Bugünlerde gene #Dostoyevski’ye sığındığını duyuyorum. Hani ‘Ev Sahibesi’ isimli öyküsünde “Özgürlüğü bilmeyen bir insana onu verirsen, onu çuvala koyar sana geri getirir” yazmış. Senin hayatında tıpkı bu öykü gibi, aşk, değer, özveri, siz ne derseniz deyin; bilmeyen sana zaten geri iade ediyor. Sen elinde heybenle kalakalıyorsun. Bir zihin dolusu merak, bir zihin dolusu aşk, bir zihin dolusu özveri; zamanın hatası gibi kalakalıyorsun öyle. Bir vakit geliyor ki elinde fazladan kalmış stok fazlası malları değerinden aşağı çıkarıyorsun.
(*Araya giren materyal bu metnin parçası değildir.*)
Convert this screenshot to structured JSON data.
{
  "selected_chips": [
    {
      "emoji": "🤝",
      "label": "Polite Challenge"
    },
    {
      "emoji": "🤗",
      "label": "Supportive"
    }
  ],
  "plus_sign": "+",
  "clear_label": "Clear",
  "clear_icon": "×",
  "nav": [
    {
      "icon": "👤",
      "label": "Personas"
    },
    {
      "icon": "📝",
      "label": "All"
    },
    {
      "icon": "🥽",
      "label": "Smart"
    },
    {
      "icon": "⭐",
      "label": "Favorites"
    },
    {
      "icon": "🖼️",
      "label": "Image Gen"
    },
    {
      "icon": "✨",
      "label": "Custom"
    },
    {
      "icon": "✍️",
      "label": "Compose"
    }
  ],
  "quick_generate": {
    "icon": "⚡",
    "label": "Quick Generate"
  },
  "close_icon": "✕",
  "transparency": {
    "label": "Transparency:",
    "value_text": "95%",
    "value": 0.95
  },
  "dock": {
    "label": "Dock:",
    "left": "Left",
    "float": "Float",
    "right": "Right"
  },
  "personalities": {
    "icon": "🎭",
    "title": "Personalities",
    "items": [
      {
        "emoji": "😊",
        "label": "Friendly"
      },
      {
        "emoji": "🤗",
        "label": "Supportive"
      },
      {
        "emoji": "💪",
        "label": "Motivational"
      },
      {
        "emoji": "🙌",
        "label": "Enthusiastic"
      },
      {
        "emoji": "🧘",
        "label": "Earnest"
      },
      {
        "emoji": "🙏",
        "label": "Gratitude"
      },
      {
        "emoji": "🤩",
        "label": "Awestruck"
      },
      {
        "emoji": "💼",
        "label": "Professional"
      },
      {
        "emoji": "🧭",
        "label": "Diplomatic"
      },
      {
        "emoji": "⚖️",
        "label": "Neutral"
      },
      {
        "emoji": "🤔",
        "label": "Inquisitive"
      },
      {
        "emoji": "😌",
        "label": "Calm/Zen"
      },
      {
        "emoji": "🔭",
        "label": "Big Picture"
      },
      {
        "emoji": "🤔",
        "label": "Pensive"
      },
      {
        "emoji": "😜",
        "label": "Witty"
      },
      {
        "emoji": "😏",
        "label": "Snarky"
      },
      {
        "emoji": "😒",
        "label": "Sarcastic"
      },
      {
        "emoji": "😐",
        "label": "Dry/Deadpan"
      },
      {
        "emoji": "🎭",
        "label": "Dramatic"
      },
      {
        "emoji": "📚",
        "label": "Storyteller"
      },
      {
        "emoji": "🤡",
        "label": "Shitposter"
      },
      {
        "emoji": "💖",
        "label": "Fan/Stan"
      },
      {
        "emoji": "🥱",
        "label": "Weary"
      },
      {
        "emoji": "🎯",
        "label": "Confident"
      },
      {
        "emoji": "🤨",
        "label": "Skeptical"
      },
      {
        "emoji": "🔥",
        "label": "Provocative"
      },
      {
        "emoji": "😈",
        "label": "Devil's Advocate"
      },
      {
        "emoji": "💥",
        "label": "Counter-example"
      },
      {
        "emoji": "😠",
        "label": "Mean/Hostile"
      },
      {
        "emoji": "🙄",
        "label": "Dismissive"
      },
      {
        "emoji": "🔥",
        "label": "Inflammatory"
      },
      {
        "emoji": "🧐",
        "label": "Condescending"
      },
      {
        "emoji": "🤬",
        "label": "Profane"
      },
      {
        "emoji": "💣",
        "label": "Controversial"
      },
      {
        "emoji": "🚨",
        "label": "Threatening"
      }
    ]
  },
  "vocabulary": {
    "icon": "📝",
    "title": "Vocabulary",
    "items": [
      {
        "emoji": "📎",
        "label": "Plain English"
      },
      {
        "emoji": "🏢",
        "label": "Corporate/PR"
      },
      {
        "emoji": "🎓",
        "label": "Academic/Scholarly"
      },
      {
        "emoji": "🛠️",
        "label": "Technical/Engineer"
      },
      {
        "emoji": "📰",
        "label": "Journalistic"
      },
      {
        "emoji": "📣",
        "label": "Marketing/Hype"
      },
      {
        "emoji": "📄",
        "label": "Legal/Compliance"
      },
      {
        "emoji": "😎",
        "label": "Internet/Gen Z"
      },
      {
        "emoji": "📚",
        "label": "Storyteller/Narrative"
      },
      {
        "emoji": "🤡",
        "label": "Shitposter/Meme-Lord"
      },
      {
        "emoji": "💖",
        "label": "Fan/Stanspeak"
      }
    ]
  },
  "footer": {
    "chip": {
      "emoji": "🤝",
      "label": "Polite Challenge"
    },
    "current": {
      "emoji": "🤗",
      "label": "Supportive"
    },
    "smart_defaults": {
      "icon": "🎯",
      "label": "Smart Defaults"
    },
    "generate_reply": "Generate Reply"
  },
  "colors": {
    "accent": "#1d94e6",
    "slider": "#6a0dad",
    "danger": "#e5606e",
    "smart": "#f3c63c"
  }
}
O yüzden bu çığlığın, benimle gel be güzelim haykırışların. Farkındayım. Birlikte devrim yaparız. Devrim; coşkunluğun artmasıdır. Bütün coşkunlukların. Hadi gel birlikte yıldızlara yürüyüp, yıldızdan yıldıza sevişelim naraların. Yahu hayatında tek bir risk almamış, tek bir kez kafasını kaldırıp gökyüzüne bakmamış, herkese kulp takmış, hayatı boyunca kimseyi sevmemiş, yaşamı boyunca en büyük hikâyesi hedefleri olan ciddi adamlardan çok sıkılmadın mı? Senin zorlamanla devam eden her türlü ilişkiden hala vazgeçmedin mi? Sen zorluyorsun diye devam eden arkadaşlıklar, tavizler nedeniyle yürütülen gönül işlerine paydos etmedin mi? Sözün özü, zorlayarak devam eden her türlü ilişki ağından bıkmadın mı? Sen ki Ece Ayhan’dan beri ‘aşk örgütlenmektir’ şiarına inanmış bir deli, ilişkiler iki kişi üzerinden olmalı, karşılıklı emek ve samimiyete dayanmalıdır diye aforozlar savuran kişisin. Silkelen kendine gel!
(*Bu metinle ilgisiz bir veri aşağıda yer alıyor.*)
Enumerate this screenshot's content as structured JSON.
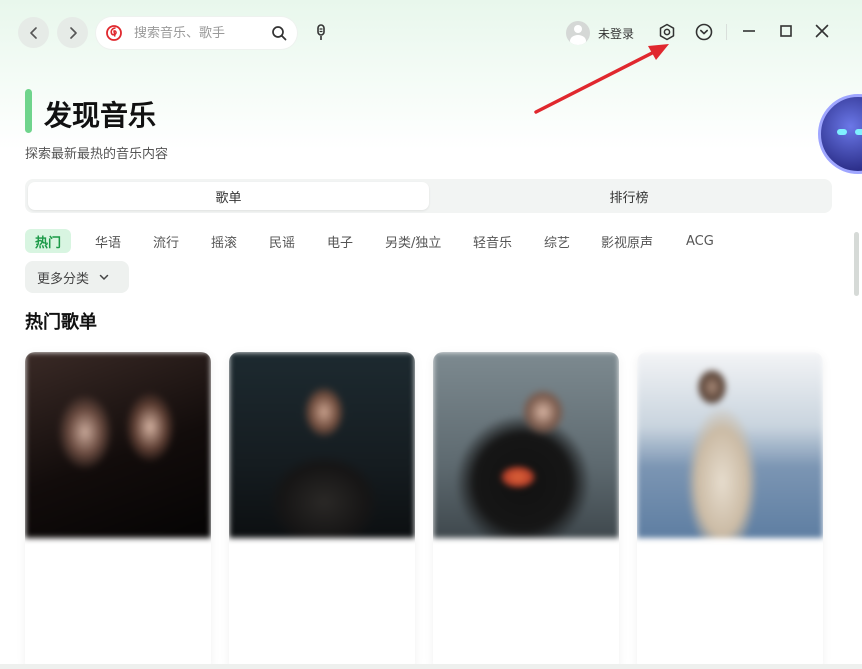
{
  "topbar": {
    "back_icon": "chevron-left-icon",
    "forward_icon": "chevron-right-icon",
    "search_placeholder": "搜索音乐、歌手",
    "user_name": "未登录",
    "settings_icon": "hexagon-settings-icon",
    "dropdown_icon": "chevron-circle-down-icon"
  },
  "header": {
    "title": "发现音乐",
    "subtitle": "探索最新最热的音乐内容"
  },
  "tabs": [
    {
      "label": "歌单",
      "active": true
    },
    {
      "label": "排行榜",
      "active": false
    }
  ],
  "categories": [
    {
      "label": "热门",
      "active": true
    },
    {
      "label": "华语"
    },
    {
      "label": "流行"
    },
    {
      "label": "摇滚"
    },
    {
      "label": "民谣"
    },
    {
      "label": "电子"
    },
    {
      "label": "另类/独立"
    },
    {
      "label": "轻音乐"
    },
    {
      "label": "综艺"
    },
    {
      "label": "影视原声"
    },
    {
      "label": "ACG"
    }
  ],
  "more_categories_label": "更多分类",
  "section_title": "热门歌单",
  "playlists": [
    {
      "name": "",
      "desc": ""
    },
    {
      "name": "",
      "desc": ""
    },
    {
      "name": "",
      "desc": ""
    },
    {
      "name": "",
      "desc": ""
    }
  ],
  "colors": {
    "accent": "#6fd48c",
    "active_chip_bg": "#d8f5e1",
    "active_chip_text": "#1b9a47",
    "annotation_arrow": "#e0282e"
  }
}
Eskiden bütün bunları düşünürken şaşırır ve yer yer üzülürdün. Şimdilerde hiç umursamıyor, herkes kendine yakışanı yapar diyorsun. İnsanlar senden vazgeçebilir. Önemli olan tek şey, senin sabah erken kalkıp kendinden vazgeçmemen. Bu yüzden kapalı kal dostum! Hep kapalıydık; bilimden ve akıldan uzak olana, kendiyle vakit geçiremeyene, hatasını görüp özür dilemeyene, bir hayvanın başını okşamayana, elini verse kurtaracağını bildiğine arkasını dönene kapalıyız.
Hep dediğimiz gibi ısrarla söylemeye devam et. Ülkeleriniz, kitaplarınız, törenleriniz, kutsanmış kitaplarınız, yasalarınız, kurallarınız, bacak aranızdan sırıtan ahlâkınız sizin olsun. Sıkı sıkı sarılın yeni koltuk takımlarınıza, arabalarınıza, telefonlarınıza. Nezih aile apartmanlarında ki evlerinizin ruhsuz duvarlarını, boş tavanlarını öpün her gece uyumadan önce; biz uyumak istemiyoruz.
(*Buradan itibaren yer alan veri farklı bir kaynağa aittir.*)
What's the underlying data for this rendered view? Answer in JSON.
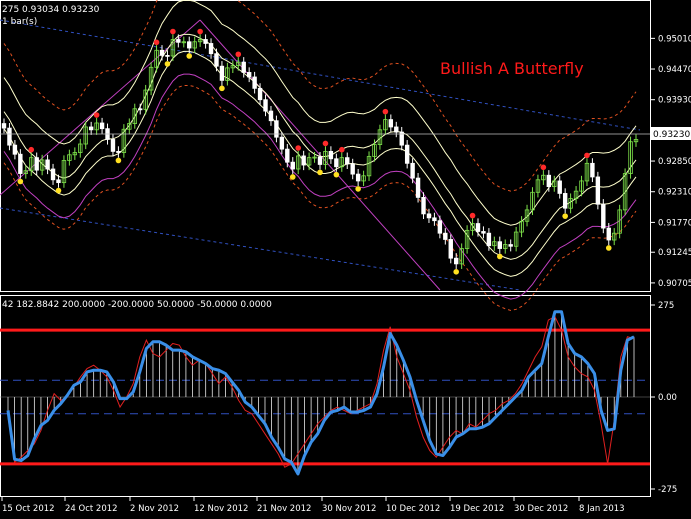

#PerAsPeraAdastra ’da haykırdığımız gibi “zorlukları aşıp yıldızlara doğru” gideceğiz. Tüm zorluklardan tüm yıldızlara giderken #Satürn bize fısıldayacak. Yeni bir çağın içerisindeyiz ve bundan daha özgür olacağımız günlerin ateşi sarsın bizi. The Wall parçası kulaklarımızda çalıyor, zen ruhuyla yürüyoruz ve yaşamdan korkmayanlarla birlikte kol kolayız. Berbat bir çağın içindeyiz her şeye rağmen duvarları yıkmaya geldik. Queen’den sesler duyuyoruz “Show must go on” ve The Dark Side of the Moon’la devam ediyoruz. Tanrı’nın kayıp ve yitik çocukları en güzel düşleri kurmaya devam ediyor. Mümkünlerin ötesine geçiyoruz. Farklı şehirlerde, barlarda, otellerde ve ülkelerdeyiz. Ama aynı gökyüzü altında çok güzel gülüyoruz.